So if you have key problems, you might talk to your dealer as they just may help. I now have genuine Ford keys, thee original genuine Ford ignition and it has a personality of it's own in wanting to engage, but that is ok as I like the thief proof aspect of this. Certainly is better than the drilling things out Gaytube advice as I was only going to do that as a last resort.

Two Chiefs already has a fan as we stopped and talked to Pirate Ken, who has lots of old cars. He mentioned his bus..............JYG mentioned the bus as apparently Pirate Ken had JYG over to pull that thing out of the mud bog in his yard and JYG snapped his two rope. I digress, but all of our circle of characters kind of know each other and they are non stop characters like the key that does not turn the ignition unless you know what to do with it.

JYG gave me a pressure washer for using the pet clippers we have.

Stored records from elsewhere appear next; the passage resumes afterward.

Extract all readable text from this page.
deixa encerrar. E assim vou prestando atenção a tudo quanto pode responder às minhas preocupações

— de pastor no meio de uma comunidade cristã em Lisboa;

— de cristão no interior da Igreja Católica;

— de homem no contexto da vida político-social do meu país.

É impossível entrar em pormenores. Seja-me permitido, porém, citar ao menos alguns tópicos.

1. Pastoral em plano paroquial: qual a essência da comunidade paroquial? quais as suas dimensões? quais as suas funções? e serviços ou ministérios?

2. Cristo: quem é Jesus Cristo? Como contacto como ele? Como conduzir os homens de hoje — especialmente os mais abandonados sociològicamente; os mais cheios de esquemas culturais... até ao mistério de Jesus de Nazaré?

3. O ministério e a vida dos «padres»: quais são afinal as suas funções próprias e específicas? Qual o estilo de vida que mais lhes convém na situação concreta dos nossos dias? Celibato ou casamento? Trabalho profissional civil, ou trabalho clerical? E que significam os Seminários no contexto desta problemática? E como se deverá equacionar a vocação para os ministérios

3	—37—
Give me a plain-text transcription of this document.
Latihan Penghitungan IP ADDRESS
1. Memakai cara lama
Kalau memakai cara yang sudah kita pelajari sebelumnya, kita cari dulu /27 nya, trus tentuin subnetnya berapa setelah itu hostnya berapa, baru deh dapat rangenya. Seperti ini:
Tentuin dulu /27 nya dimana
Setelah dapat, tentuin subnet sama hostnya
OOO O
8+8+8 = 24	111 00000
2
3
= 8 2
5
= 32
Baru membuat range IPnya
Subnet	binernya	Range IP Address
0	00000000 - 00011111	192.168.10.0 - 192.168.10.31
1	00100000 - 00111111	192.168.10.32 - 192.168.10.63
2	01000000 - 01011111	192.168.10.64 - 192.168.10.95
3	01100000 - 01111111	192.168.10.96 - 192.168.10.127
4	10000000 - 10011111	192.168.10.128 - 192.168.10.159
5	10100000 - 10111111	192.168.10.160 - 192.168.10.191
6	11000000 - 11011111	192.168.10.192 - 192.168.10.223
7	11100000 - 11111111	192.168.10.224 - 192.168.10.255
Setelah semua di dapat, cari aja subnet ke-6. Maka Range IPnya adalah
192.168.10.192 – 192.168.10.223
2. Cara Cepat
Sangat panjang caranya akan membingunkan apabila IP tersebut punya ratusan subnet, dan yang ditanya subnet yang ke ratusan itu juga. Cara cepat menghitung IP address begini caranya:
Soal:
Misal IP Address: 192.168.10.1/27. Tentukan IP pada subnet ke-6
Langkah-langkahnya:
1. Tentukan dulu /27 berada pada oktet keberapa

I can now use that to wash Two Chiefs engine off. JYG suggested oven cleaner on the engine. Good idea and will be a future episode.

I think I settled on Two Chiefs as the name for the pick up, because Squaw Man had a wife that had two chiefs she was related to. Sounds like a good mocking name for a pick up.

Anyway that is the key saga, and now I have more things to do in getting ready to see if this pick up will start.

Does not stink like 100 proof Indian and mice anymore since we cleaned her out. More like 90 proof if the wind is blowing hard.


PS: I checked gas by sticking some aluminum  tube in the box down the gas tank hole as these old pick ups are big enough to crawl down. Crazy Pony left a quarter tank of gas in this old girl. Obviously he was planning a Ghost Dance repeat to steal my pony back and ride it back to Little Big Horn two.

Will be a good test to see how this pick up starts with gas 150 years old.

I think that little girl has a humpback Browning 410.